Andrea Polli’s practice empowers citizens to effect positive local change by harnessing the photographically inspired tools used in environmental data visualization. Using something as basic as a camera phone, she invites us all to investigate the impact of our current energy choices on the environment.
Polli launched her project at the museum in November 2016 with an artist talk Making of Energy Flow on the Rachel Carson Bridge in which she presented and contextualized her interdisciplinary practice. In January 2017, Polli led workshops, Making the Invisible Visible, An Environmental Challenge and Light, Energy, and Environmental Sensing—A Responsive Vision for Public Art that examined how we sense and experience environmental data. Participants analyzed data about light and air using tools such as the sensors on smartphones and considered how the visualization of data could be used to inspire action on pressing environmental concerns. Polli will document these workshops, as well as past and current public art projects such as Particle Falls and Energy Flow, in an artist book launching in December 2017.
Workshop: Making the Invisible Visible, An EnvironMENTAL Challenge
During this single-session public workshop, Polli shared some insights as well as her process behind the creation of Energy Flow, a large-scale light artwork and wind power nano-grid on Pittsburgh’s Rachel Carson Bridge. Polli and her team guided participants through various visualization strategies to imagine inventive, aesthetic, and informative lighting design concepts for public structures. The workshop concluded at the Rachel Carson Bridge, where Polli discussed the environmental science, artistic choices, data gathering, and computing behind the creation of the work.
Workshop: Light, Energy, and Environmental Sensing—A Responsive Vision for Public Art
This artist-led, multi-session workshop took an active approach to engaging the public with environmental issues by focusing on the Bellefield Boiler Plant, or “cloud factory”, located behind the museum.
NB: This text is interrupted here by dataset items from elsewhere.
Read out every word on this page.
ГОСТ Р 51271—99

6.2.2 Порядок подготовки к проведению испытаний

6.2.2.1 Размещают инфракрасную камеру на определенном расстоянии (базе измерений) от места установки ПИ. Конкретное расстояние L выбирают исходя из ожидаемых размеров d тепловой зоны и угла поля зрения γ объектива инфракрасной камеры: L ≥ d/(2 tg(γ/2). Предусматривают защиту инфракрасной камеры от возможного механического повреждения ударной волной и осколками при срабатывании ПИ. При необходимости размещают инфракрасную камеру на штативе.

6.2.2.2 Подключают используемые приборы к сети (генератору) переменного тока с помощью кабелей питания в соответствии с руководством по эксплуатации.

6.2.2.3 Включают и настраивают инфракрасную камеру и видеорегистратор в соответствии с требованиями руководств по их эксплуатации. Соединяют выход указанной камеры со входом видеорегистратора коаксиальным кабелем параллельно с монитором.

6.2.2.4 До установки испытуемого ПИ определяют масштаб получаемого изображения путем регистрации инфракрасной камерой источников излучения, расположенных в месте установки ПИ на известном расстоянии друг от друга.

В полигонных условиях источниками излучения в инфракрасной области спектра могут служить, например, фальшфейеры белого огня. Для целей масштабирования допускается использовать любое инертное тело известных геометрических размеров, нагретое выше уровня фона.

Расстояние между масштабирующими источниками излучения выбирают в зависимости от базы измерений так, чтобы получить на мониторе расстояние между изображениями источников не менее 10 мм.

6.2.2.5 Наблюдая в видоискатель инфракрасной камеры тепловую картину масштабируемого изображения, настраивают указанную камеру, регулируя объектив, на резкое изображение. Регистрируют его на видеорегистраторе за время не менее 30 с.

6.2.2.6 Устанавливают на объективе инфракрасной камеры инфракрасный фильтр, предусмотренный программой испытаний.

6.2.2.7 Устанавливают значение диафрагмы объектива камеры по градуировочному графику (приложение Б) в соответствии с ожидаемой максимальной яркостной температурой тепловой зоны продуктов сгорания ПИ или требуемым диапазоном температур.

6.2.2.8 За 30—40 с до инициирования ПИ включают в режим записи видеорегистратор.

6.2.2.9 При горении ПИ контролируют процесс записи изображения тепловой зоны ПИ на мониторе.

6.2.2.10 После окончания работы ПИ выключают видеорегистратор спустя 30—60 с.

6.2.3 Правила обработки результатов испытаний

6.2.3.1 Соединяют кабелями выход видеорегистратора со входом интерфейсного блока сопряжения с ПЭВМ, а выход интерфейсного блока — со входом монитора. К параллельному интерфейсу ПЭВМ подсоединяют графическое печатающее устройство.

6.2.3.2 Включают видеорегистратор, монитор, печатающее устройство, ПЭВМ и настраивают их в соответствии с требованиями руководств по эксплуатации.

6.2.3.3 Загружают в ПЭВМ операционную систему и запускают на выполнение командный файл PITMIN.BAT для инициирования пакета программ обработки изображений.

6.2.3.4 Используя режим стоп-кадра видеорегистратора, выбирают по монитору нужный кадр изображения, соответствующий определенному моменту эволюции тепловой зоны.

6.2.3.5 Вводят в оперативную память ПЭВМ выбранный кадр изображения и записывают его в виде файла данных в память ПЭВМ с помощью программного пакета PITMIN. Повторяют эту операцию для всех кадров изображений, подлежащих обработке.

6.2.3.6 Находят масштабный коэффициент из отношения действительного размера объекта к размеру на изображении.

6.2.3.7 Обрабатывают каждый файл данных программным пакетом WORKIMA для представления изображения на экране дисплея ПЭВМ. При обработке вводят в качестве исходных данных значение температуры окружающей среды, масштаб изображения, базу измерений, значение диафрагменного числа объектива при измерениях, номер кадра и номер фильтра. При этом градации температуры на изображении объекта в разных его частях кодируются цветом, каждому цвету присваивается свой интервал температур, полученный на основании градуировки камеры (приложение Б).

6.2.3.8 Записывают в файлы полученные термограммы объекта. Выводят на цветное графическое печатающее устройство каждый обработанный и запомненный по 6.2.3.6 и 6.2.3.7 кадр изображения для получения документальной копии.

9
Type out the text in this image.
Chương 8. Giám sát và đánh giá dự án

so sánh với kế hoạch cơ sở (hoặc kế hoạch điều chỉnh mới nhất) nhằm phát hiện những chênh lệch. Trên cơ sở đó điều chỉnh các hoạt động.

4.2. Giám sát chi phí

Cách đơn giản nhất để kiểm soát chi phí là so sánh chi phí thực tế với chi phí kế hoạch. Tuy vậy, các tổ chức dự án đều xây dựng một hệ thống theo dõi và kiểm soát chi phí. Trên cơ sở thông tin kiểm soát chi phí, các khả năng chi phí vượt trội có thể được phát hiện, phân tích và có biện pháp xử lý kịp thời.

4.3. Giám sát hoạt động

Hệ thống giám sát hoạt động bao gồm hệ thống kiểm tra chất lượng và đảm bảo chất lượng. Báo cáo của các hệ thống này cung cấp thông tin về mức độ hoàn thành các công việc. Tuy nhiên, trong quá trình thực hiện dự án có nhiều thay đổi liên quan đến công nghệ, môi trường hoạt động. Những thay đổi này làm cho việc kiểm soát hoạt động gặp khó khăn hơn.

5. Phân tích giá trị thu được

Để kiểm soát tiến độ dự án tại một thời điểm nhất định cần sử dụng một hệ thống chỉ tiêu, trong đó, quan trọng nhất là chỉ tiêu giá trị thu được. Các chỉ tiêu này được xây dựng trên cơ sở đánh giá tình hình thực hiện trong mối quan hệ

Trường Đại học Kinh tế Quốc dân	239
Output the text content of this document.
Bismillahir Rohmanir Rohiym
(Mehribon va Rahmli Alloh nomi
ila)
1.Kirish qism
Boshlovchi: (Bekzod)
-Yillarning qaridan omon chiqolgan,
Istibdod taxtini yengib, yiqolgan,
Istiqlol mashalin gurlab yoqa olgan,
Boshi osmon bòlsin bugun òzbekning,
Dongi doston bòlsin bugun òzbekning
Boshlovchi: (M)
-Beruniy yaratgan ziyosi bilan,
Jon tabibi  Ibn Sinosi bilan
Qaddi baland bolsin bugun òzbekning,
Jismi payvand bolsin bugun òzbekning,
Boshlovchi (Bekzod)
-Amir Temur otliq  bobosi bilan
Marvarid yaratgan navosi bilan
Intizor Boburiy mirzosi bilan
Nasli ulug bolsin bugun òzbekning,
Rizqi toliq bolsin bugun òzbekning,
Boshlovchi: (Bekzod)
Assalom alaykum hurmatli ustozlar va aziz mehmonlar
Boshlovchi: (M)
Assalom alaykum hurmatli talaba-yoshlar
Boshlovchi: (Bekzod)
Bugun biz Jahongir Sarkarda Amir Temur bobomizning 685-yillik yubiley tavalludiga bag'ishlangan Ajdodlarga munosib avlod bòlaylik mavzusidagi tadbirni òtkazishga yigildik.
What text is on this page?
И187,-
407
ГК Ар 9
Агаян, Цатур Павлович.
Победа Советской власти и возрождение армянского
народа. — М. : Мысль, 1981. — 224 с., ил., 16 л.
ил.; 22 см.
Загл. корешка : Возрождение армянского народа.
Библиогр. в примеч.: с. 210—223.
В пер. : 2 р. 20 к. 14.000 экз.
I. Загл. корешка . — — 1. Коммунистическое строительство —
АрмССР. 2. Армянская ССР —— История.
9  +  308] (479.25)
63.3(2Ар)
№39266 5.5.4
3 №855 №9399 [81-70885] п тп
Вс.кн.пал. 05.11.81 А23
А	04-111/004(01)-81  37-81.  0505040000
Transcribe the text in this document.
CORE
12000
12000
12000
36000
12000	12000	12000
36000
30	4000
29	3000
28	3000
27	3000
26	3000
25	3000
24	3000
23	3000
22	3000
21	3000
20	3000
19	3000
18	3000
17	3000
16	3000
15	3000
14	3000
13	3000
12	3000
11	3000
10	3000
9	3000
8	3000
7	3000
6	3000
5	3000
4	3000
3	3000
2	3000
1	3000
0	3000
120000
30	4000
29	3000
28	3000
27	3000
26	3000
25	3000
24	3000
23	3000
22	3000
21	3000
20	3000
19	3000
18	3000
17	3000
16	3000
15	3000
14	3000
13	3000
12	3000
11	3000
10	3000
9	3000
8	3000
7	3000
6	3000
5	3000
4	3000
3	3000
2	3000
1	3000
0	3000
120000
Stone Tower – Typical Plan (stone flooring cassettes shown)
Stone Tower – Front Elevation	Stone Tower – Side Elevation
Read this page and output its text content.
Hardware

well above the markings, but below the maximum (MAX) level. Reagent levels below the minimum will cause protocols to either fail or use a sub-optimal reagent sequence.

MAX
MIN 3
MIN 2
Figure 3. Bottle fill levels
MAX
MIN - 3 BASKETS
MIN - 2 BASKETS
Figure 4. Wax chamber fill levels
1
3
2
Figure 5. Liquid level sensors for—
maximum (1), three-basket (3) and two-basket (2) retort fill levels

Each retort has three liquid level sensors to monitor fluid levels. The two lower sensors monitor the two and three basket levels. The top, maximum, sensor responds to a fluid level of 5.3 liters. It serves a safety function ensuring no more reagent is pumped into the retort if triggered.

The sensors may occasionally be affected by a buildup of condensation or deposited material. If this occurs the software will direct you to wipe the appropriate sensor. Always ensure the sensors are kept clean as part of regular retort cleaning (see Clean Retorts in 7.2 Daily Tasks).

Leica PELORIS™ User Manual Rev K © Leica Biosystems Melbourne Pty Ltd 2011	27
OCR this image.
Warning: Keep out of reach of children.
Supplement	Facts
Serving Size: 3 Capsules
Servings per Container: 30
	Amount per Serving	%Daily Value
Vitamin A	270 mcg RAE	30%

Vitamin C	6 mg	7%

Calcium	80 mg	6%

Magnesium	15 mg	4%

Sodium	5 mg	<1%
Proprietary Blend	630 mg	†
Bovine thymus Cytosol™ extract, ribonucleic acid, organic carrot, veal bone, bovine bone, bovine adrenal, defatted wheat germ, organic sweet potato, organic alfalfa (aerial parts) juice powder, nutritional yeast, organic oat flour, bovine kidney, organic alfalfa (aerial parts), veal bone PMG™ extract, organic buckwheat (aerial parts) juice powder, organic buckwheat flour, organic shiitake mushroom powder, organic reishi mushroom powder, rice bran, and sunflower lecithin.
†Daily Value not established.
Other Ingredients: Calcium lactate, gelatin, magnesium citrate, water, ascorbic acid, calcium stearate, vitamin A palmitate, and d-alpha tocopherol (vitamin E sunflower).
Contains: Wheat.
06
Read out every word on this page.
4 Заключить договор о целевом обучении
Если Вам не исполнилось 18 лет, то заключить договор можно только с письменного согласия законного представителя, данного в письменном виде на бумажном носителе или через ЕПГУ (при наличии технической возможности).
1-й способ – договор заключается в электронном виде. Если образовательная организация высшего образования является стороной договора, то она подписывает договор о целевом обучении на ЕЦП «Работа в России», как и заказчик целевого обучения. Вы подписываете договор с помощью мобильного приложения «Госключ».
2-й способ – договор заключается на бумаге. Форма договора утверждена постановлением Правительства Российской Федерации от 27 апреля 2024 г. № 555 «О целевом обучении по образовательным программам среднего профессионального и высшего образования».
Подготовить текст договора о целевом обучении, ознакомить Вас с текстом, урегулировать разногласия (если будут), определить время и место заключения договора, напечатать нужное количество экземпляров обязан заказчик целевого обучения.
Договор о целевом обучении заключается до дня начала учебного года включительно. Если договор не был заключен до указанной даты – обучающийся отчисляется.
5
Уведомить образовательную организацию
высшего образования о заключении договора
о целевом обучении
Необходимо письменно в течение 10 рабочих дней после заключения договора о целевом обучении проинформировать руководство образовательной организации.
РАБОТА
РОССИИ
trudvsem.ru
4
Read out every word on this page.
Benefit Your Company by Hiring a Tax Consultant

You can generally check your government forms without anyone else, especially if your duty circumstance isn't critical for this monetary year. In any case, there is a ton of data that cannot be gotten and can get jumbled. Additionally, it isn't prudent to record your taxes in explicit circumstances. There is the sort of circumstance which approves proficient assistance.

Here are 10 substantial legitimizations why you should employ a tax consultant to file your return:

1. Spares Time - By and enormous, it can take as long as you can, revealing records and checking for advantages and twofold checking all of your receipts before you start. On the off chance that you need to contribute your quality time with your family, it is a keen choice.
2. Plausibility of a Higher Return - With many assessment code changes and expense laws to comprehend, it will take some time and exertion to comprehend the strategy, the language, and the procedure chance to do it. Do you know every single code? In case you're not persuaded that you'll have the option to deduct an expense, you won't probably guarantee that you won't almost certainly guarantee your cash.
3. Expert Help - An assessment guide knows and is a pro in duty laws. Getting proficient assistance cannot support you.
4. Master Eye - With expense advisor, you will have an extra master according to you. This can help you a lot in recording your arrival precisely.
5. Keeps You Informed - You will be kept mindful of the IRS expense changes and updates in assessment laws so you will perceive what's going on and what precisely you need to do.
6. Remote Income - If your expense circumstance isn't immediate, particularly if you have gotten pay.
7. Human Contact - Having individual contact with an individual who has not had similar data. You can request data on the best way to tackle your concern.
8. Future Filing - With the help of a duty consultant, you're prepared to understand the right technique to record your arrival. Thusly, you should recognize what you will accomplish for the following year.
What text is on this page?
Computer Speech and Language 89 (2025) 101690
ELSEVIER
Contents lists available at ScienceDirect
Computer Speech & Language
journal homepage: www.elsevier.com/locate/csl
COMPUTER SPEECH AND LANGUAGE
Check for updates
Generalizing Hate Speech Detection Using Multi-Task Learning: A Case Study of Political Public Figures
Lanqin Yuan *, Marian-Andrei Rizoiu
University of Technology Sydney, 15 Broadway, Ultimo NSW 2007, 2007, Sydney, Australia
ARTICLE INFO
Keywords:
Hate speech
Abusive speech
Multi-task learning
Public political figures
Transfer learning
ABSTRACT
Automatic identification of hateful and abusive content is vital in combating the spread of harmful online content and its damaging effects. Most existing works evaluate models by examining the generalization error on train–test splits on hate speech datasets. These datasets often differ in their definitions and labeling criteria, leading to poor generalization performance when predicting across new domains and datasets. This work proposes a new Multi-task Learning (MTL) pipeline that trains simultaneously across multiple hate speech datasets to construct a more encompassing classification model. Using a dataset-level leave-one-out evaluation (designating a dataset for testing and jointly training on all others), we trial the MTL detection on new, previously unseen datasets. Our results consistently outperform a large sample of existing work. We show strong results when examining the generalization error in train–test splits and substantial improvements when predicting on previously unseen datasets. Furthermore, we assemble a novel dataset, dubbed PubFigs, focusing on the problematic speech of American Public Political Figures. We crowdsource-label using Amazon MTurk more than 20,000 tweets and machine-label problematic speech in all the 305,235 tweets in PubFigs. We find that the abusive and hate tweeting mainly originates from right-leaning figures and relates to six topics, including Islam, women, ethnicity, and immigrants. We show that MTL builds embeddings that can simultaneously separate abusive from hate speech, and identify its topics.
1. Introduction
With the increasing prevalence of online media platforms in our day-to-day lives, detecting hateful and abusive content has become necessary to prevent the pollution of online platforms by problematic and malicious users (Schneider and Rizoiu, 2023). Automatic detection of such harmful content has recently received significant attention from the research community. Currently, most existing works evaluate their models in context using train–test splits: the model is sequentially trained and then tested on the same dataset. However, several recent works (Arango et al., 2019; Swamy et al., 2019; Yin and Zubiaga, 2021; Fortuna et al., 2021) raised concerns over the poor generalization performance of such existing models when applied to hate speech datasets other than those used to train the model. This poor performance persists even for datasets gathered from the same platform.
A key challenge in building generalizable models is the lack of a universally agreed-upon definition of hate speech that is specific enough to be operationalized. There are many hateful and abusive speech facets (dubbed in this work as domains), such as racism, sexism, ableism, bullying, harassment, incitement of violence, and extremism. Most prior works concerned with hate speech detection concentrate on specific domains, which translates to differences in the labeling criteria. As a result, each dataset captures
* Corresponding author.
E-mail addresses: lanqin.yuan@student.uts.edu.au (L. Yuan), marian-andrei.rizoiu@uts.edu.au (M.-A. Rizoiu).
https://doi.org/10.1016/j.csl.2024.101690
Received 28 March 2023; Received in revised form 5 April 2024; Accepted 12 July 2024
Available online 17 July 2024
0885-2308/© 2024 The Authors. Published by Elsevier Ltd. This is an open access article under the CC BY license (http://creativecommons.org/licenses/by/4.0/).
The plant is transitioning to hybrid energy production and is an ideal site for data collection (on pollution, energy, weather, and climate) as well as public presentation of this data through creative visualization.
The workshop began with a guided tour of the Plant. Over the course of four days, Polli and guest presenters guided participants through a design thinking “boot camp”; discussed idea generation and design solutions; explored activism and best practices for public engagement with important issues; and shared tools for effective data gathering.
Participants worked collaboratively to brainstorm, develop, and present solutions that envisioned the Plant as a site for imaginative data visualization. On the last day, each team shared their findings at a public discussion with invited respondents Dee Briggs, Lori Hepner, Alison Langmead, and Dutch MacDonald.